3. Ask the following question, allowing several children to respond and recording their answers on the board: "What are some things mean kids do at school?"


4. Explain the following:

    That's a lot of mean stuff you guys came up with. Now we're going to try to figure out how we're supposed to respond when people are mean to us. Our goal is to act the way God would want us to.

    We're going to act out a typical thing a mean person would do, and then look at a couple of possible ways we could choose to deal with them. Later, we'll look in the Bible to find the very best way to which way is the best.


5. Explain the following:

        The situation we'll act out is this: you're walking down the hallway, minding your own business. Suddenly, a bigger kid sneaks up from behind you and flicks your ear really hard and laughs at you.

    Select a child to come up front and act this out. Have him/her sneak up behind you as you walk in the front of the teaching area, and then flick your ear and laugh at you. Have him/her stand to the side as you explain the following:

    The first method I like to call "Payback." (Write "Payback" on the board.) Payback means that whenever someone is mean to you, you're mean right back to them.

    Act out the above scenario with your volunteer again.

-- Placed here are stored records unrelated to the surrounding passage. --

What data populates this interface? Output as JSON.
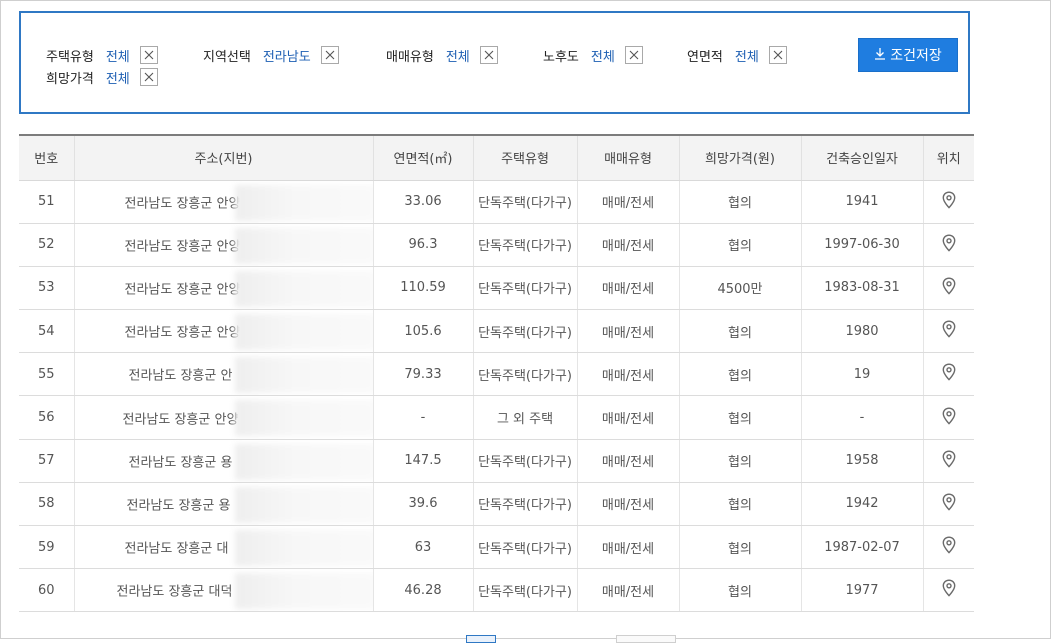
{
  "filters": [
    {
      "label": "주택유형",
      "value": "전체"
    },
    {
      "label": "지역선택",
      "value": "전라남도"
    },
    {
      "label": "매매유형",
      "value": "전체"
    },
    {
      "label": "노후도",
      "value": "전체"
    },
    {
      "label": "연면적",
      "value": "전체"
    },
    {
      "label": "희망가격",
      "value": "전체"
    }
  ],
  "save_button": "조건저장",
  "table": {
    "headers": [
      "번호",
      "주소(지번)",
      "연면적(㎡)",
      "주택유형",
      "매매유형",
      "희망가격(원)",
      "건축승인일자",
      "위치"
    ],
    "rows": [
      {
        "no": "51",
        "addr": "전라남도 장흥군 안양",
        "area": "33.06",
        "type": "단독주택(다가구)",
        "trade": "매매/전세",
        "price": "협의",
        "date": "1941"
      },
      {
        "no": "52",
        "addr": "전라남도 장흥군 안양",
        "area": "96.3",
        "type": "단독주택(다가구)",
        "trade": "매매/전세",
        "price": "협의",
        "date": "1997-06-30"
      },
      {
        "no": "53",
        "addr": "전라남도 장흥군 안양",
        "area": "110.59",
        "type": "단독주택(다가구)",
        "trade": "매매/전세",
        "price": "4500만",
        "date": "1983-08-31"
      },
      {
        "no": "54",
        "addr": "전라남도 장흥군 안양",
        "area": "105.6",
        "type": "단독주택(다가구)",
        "trade": "매매/전세",
        "price": "협의",
        "date": "1980"
      },
      {
        "no": "55",
        "addr": "전라남도 장흥군 안",
        "area": "79.33",
        "type": "단독주택(다가구)",
        "trade": "매매/전세",
        "price": "협의",
        "date": "19"
      },
      {
        "no": "56",
        "addr": "전라남도 장흥군 안양",
        "area": "-",
        "type": "그 외 주택",
        "trade": "매매/전세",
        "price": "협의",
        "date": "-"
      },
      {
        "no": "57",
        "addr": "전라남도 장흥군 용",
        "area": "147.5",
        "type": "단독주택(다가구)",
        "trade": "매매/전세",
        "price": "협의",
        "date": "1958"
      },
      {
        "no": "58",
        "addr": "전라남도 장흥군 용",
        "area": "39.6",
        "type": "단독주택(다가구)",
        "trade": "매매/전세",
        "price": "협의",
        "date": "1942"
      },
      {
        "no": "59",
        "addr": "전라남도 장흥군 대",
        "area": "63",
        "type": "단독주택(다가구)",
        "trade": "매매/전세",
        "price": "협의",
        "date": "1987-02-07"
      },
      {
        "no": "60",
        "addr": "전라남도 장흥군 대덕",
        "area": "46.28",
        "type": "단독주택(다가구)",
        "trade": "매매/전세",
        "price": "협의",
        "date": "1977"
      }
    ]
  },
  "icons": {
    "close": "close-icon",
    "download": "download-icon",
    "location": "location-pin-icon"
  },
  "colors": {
    "accent": "#2f78c4",
    "value_text": "#1e5fb3",
    "button_bg": "#1f7de0"
  }
}
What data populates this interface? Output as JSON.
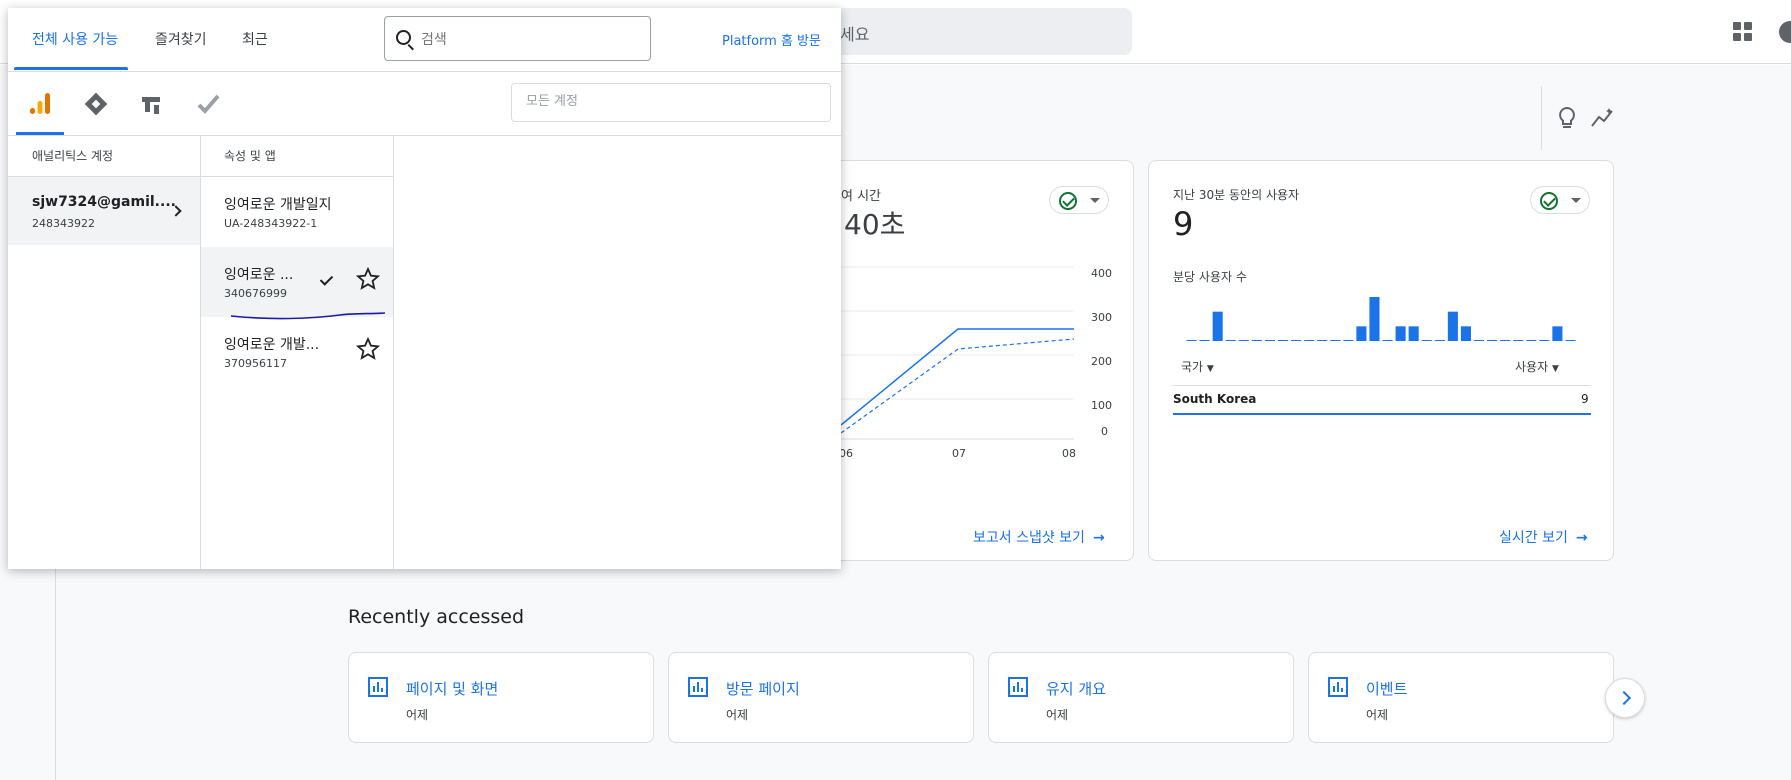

This time, pretend to flick their ear right back after they flick yours. When finished, ask your volunteer to return to his/her seat.

    Payback sure feels pretty good. Do you think there are any downsides to this method? (Allow a few children to respond.)

    With Payback, you could get yourself into trouble. And you risk making the bully even angrier! Plus, it doesn't really seem like something God would want us to do.


6. Invite another volunteer up front and explain the following:

    The second method I like to "W & C." (Write "W&C" on the board.) I'll tell you what the "W" and "C" stand for in a second.

    Ask your volunteer to act out the scenario again. After he/she flicks your ear, say in a loud voice, "Teacher, he/she flicked my ear! Did you hear me? He/she flicked my ear really hard! He/she needs detention!" Ask your volunteer to return to his/her seat and explain the following:

    You might have guessed this already, but the "W" and "C" stand for "whine" and "complain." With W&C, you can teach the mean person a lesson by getting them into big trouble! Do you think there are any downsides to this method? (Allow a few children to respond.)

    With W&C, you'll probably just end up making the bully even more angry. And, he/she will probably just wait until the teacher is around and then flick your ear again.


7. Invite one more volunteer up front and explain the following:

    The third method I call "The Switcheroo." (Write "Switcheroo" on the board.) Let's see what the Switcheroo looks like.

    Ask your volunteer to act out the scenario again. After he/she flicks your ear, turn around and say to him/her, "That's a really cool looking shirt! It looks great on you. Where'd you get it?" Ask your volunteer to return to his/her seat and explain the following:

    I call this method the Switcheroo because I switch their meanness with kindness. He/she flicked my ear, and I gave them a compliment. Maybe the bully is being mean because they don't feel very good about themselves. Do you think there are any downsides to this method? (Allow a few chilren to respond.)

    The Switcheroo could make the bully a little annoyed. Plus, you might feel bad because the bully is getting away with being mean.

    

8. Explain the following:

    So, what method is the best? Payback, W&C, the Switcheroo, another method we didn't talk about? Well, let's check out what the Bible says.

    Ask for a volunteer to come up and read Luke 6:27-28: "But here is what I tell you who hear me. Love your enemies. Do good to those who hate you. Bless those who call down curses on you. And pray for those who treat you badly."

    Based on what Jesus said in this verse, which method do you think he'd have us do? (Allow someone to respond.)

    I think Jesus would like the Switcheroo. He says we need to love our enemies and do good things to those who hate us.

    Does that mean we shouldn't we let a teacher know when a bully is picking on us or someone else? No, we should definitely let an adult know. But you can do it in a nice way, and you can still try to find ways to be nice to those who do things like flick your ear in the hallway.


9. Explain that the big idea from today's lesson is: "Switch meanness with kindness." Ask the question, "How should I deal with mean people?" and have the children repeat the big idea a few times, doing the motions below as you say each word.